Pat Coffey is a meditation teacher in the Meditation tradition.
His teaching follows the four foundations of mindfulness with care for community-based ongoing practice and for the integration of meditation with daily life. The work draws on the Insight Meditation lay-teacher lineage as the foundational framework, taught with care for the textures of present experience rather than as abstract doctrine. The four foundations of mindfulness, breath, body, feeling tone, and mental states, organize the formal practice, with lovingkindness woven through as supporting work. Sitting and walking are the standard formal forms, paired with daily-life mindfulness as the integration practice. Lovingkindness gets serious time on retreat, treated as central practice rather than supplemental, and the broader brahmavihara framework offers additional ground for the slower work of equanimity and forgiveness. Daily-life integration runs through the recorded teaching as a steady concern. The same awareness that opens during a sit is the awareness that meets traffic, family, and work, and the teaching keeps coming back to that continuity rather than treating retreat as a separate world. Across the recorded teaching runs a steady commitment to the actual work of practice, the slow unfolding that doesn't always make for inspirational soundbites but that carries the path forward across years of sitting. There's also careful work with the harder stretches of practice, the dry months, the periods when nothing seems to be moving, the recurring difficulties that don't resolve quickly. The teaching treats those stretches as honest dharma material rather than as obstacles to be pushed past.
Pat Coffey is an established teacher in the Insight Meditation tradition descended from the Burmese and Thai vipassana lineages as carried into the West. Pat Coffey is a senior Insight Meditation teacher and the founder of Insight Meditation Community of Charlottesville in Virginia. The recorded archive holds over 70 talks across 26 retreats. The Dharma Seed archive at dharmaseed.org/teacher/136 holds about 72 recorded talks across 26 retreats, a substantial body of work for students to study at distance. Established teachers occupy a useful middle position in the directory, with enough recorded teaching to give students a sustained body of work to study, and enough ongoing practice to keep developing. The recordings carry a quiet warmth and an attentive specificity, the kind of teaching that rewards careful listening over time. The teaching reflects both the depth of a long practice lineage and the practical concerns of contemporary practitioners working ordinary jobs, raising children, and trying to integrate serious dharma into lives that don't pause for retreat. That practical orientation runs through the recorded material as a steady undercurrent. Like many teachers in the wider Insight community, this teacher's path includes time on long silent retreat, ongoing study with senior teachers, and gradual integration of teaching responsibility through co-teaching and small local programs before stepping into broader retreat work. That apprenticeship model shapes the careful pacing of the teaching.

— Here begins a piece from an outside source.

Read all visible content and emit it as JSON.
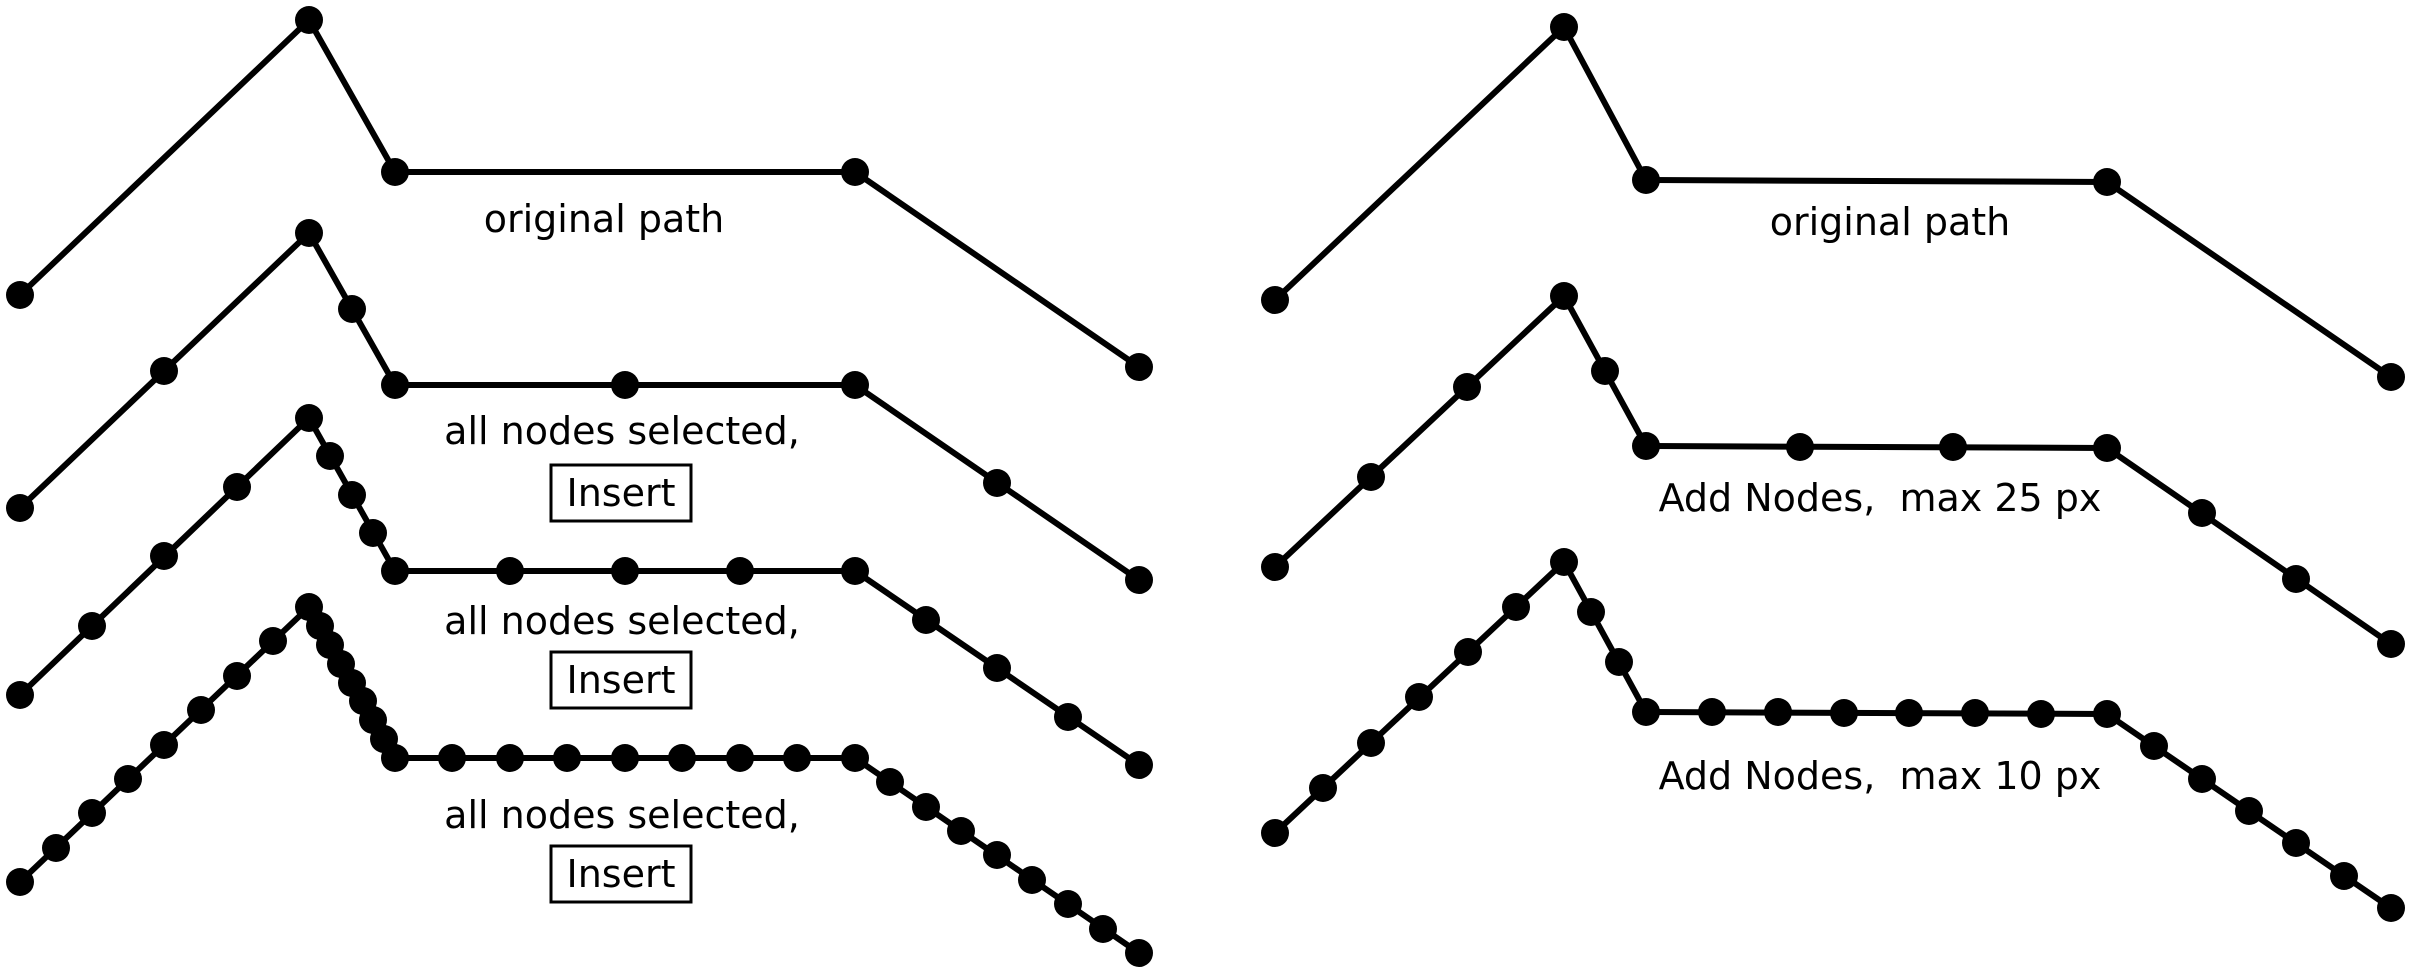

Coffey teaches in the Insight Meditation lineage descended from IMS and the wider Western lay-teacher tradition. He founded Insight Meditation Community of Charlottesville, an established southeastern US dharma center. The teacher works as a layperson, in keeping with the broader Western lay-teacher form of the tradition. He founded Insight Meditation Community of Charlottesville and teaches at insight retreat centers across the US.
Insight Meditation Community of Charlottesville offers ongoing classes, weekend programs, and retreats. The community serves practitioners in central Virginia and across the southeastern US. Retreats follow standard Insight format: sittings, walking, dharma talks, and meetings with the teachers, with lovingkindness practice woven through and daily-life integration treated as serious work rather than an afterthought. The atmosphere is warm and committed rather than performance-oriented, with serious dharma underneath an accessible surface. The center or platform where the teaching happens publishes current schedules and registration information, and email contact is generally the most direct way to ask specific questions about a particular retreat or program.